Reflections on Yvonne Daley’s Workshop “Using Research in Creative Writing”

by Kerstin Lange

Yvonne Daley, journalism professor and author

Yvonne Daley, journalism professor and author

I don’t know what I love more—research or writing (and when I say “love,” I mean the whole spectrum of joy, inspiration, hard work, and pain). It doesn’t matter, of course. What I love about both endeavors is that there is both an art and a craft to them, or, you could say, an inspiration element and a nuts-and-bolts element.

Almost invariably when I open a book, I feel compelled to look at the acknowledgements page. Seeing all the names and specialties of the people the author has been in touch with conjures up an image of synapses connecting not just within one brain but across many—sort of an ecosystem of interconnected minds. Perhaps this is my favorite thing about the BWW, too: That it offers a balance between the solitary and the social aspects of writing and helps us connect with other writers.

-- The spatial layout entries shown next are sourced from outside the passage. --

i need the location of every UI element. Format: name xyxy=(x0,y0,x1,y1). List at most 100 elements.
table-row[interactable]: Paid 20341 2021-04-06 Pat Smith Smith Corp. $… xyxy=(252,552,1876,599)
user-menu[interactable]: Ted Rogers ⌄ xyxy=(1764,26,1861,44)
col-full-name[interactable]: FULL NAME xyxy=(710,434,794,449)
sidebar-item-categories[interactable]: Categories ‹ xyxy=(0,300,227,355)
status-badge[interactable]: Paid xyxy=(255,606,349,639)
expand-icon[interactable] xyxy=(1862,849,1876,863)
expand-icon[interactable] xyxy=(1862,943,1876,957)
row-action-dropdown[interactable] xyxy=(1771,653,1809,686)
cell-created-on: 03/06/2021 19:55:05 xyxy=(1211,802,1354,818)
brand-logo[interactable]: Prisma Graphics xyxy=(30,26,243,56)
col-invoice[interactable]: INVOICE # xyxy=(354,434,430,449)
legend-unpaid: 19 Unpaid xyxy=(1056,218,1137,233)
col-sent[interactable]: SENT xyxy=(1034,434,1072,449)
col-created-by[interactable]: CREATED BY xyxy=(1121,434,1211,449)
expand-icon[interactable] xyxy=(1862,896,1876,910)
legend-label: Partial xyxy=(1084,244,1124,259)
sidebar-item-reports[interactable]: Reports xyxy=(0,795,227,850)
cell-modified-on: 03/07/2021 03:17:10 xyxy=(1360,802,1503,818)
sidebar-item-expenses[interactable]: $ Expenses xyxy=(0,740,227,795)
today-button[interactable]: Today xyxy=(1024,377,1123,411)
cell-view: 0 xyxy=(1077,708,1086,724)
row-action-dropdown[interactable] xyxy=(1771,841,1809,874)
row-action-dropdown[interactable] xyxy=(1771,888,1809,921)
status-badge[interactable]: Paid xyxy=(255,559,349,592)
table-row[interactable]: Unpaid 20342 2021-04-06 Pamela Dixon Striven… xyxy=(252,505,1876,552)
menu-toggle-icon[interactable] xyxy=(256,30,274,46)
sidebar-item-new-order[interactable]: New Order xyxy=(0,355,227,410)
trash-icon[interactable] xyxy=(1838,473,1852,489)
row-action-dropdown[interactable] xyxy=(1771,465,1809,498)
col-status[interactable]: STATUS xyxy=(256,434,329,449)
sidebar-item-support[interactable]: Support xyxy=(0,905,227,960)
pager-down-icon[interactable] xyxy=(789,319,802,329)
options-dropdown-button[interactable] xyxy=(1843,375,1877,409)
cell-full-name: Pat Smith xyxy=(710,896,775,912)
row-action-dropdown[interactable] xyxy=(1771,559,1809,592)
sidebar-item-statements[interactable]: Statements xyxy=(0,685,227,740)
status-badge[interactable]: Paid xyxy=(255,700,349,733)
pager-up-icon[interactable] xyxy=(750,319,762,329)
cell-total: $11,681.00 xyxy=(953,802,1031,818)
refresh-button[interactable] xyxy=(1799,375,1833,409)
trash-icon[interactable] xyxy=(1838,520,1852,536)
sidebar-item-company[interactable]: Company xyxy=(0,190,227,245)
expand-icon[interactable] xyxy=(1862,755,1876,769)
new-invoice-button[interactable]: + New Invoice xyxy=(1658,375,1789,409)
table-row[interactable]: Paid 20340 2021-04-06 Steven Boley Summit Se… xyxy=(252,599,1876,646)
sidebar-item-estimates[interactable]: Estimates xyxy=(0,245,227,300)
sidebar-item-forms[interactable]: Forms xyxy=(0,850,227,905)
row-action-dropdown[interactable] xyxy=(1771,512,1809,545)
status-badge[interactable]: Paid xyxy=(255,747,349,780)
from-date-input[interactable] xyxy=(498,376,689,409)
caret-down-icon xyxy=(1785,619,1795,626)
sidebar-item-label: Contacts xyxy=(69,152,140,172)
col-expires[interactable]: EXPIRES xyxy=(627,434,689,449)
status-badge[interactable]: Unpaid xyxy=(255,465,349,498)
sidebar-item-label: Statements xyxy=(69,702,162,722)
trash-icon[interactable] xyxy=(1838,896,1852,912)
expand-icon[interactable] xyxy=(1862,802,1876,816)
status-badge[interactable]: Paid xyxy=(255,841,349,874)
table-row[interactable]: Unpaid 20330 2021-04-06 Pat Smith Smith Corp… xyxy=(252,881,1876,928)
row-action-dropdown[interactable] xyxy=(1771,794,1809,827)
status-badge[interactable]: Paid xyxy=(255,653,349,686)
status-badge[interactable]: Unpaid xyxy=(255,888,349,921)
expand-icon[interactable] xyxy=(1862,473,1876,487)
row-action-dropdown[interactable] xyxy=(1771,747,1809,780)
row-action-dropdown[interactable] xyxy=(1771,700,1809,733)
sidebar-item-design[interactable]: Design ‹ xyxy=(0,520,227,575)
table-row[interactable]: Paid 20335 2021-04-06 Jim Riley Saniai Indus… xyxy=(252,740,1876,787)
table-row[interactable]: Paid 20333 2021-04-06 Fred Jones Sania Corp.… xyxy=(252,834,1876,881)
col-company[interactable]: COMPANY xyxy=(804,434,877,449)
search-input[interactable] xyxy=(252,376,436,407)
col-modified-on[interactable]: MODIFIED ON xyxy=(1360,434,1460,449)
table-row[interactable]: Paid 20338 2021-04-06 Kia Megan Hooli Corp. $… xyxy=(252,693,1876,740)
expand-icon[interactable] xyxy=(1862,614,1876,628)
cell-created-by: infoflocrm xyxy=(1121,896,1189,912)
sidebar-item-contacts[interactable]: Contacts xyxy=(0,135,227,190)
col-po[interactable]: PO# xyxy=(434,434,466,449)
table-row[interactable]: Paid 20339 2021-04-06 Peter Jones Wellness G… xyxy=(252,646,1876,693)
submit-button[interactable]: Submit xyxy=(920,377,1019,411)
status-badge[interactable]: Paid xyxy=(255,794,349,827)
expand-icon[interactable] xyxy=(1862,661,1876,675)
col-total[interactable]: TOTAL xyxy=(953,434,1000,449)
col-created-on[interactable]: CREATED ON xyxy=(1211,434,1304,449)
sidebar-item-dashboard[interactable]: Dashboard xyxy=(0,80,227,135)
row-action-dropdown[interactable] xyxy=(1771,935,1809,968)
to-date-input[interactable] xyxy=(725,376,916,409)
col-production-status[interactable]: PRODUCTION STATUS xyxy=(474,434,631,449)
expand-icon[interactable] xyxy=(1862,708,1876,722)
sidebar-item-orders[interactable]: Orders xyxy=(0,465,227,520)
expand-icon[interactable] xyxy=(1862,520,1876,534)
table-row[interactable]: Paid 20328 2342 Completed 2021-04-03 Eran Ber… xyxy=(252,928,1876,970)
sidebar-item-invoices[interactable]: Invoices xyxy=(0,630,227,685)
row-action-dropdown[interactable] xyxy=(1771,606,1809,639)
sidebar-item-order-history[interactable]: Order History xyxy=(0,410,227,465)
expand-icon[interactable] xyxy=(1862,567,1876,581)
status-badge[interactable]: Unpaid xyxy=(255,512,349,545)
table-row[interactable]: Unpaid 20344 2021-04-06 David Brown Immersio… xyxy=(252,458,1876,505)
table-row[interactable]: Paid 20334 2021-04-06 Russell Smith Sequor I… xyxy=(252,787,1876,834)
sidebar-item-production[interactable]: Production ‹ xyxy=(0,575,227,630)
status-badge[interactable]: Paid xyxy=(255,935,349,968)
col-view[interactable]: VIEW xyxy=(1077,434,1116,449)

So it took me about five seconds to sign up for Yvonne Daley’s workshop on “Using Research in Creative Writing” when it was posted.

An intimate workshop that covered a lot of ground

We were a delightfully small group of seven participants, which allowed for an engaging mix of conversation and presentation. I still don’t know how we covered as much ground as we did. Yvonne’s preparation of examples and lists of advice no doubt had much to do with that—as did her wealth of experience, as a journalist for the Rutland Herald, Boston Globe, and People magazine; a Knight Journalism Fellow; a journalism professor at San Francisco State University; the author of four books, and the director of the Green Mountain Writers Conference (for more than this very brief summary, see her website and this recent story in Vermont Woman).

Perhaps this is my favorite thing about the BWW, too:  That it offers a balance between the solitary and the social aspects of writing and helps us connect with other writers.

What made her work immediately credible and meaningful for me, however, was what she shared about her process and philosophy. For example, when she pointed to the importance of “the research we don’t call research: observation,” and when she talked about restorative journalism—“journalism that talks not just about the problem, but the solution.”

“Solution,” as I understood her, not in the sense of easy answers but as an intentional choice to find stories of people who see even catastrophic events not as the end of the road, but The Bend in the Road (the title of one of Yvonne’s books). Another example is her book A Mighty Storm about the stories of people affected by Tropical Storm Irene (you can hear Peter interview Yvonne about it here!).

Tips for bringing reality to life on the page

Among the “nuts and bolts” advice Yvonne shared:

  • Pay attention to the scene. Scenes are the building block of any writing, fiction or nonfiction, employing the elements of description, environment, character/s, dialogue, action, and point of view. Yvonne used excerpts from Donna Tartt’s book Goldfinch to show a masterful application of these elements (If you have the book, read pages 61-93, identify the various scenes, and contemplate them with the above list in mind).
  • Look at the verbs. If you’re tempted to use an adverb, use a thesaurus  instead to see if you can find stronger or more accurate verbs.

And for a big-picture perspective:

  • Every book should ask a question. Ask yourself what is the one thing you want to answer and structure your book around this point.
  • Find the right person to tell the story, or at least to begin the story. Any story is made stronger, and more intimate, when told through the eyes of a compelling character.
  • Have confidence in your ability to tell the story. Don’t get too bogged down in other people’s research. You have a unique point of view and it’s your version of the story you want to tell.

Tips for organizing your research

Another very useful topic in the workshop was the challenge of the mess of research—how to keep track of notes, interviews, ideas?

Regarding the latter, Yvonne recommends defining a process like the one she successfully employs:

  1. Keep your interview notes organized as you go. Yvonne uses reporters’ notebooks and folds the pages from each interviewee up and over, writing the interviewee’s name on the outside of the folded pages. For direct quotes, she uses a different color pen.
  2. Write down the 5 points you want to cover in your story.
  3. Copy your notes and put them in piles matching these 5 points. Then arrange and re-arrange them until you feel the story come alive.
  4. Write your story straight through first. Then go back to your notes to double check the quotes and facts and gather new research as needed.

For still more advice and inspiration, I recommend Yvonne’s book “Vermont Writers: As State of Mind,” which may well be on most BWW members’ bookshelves already.  In it, Yvonne portrays the paths and work of writers including Howard Frank Mosher, Grace Paley, Chris Bohjalian, and Julia Alvarez, grouped into sections headed “Finding One’s Material,” “Finding Community and Nature,” and “Finding Sanctuary”.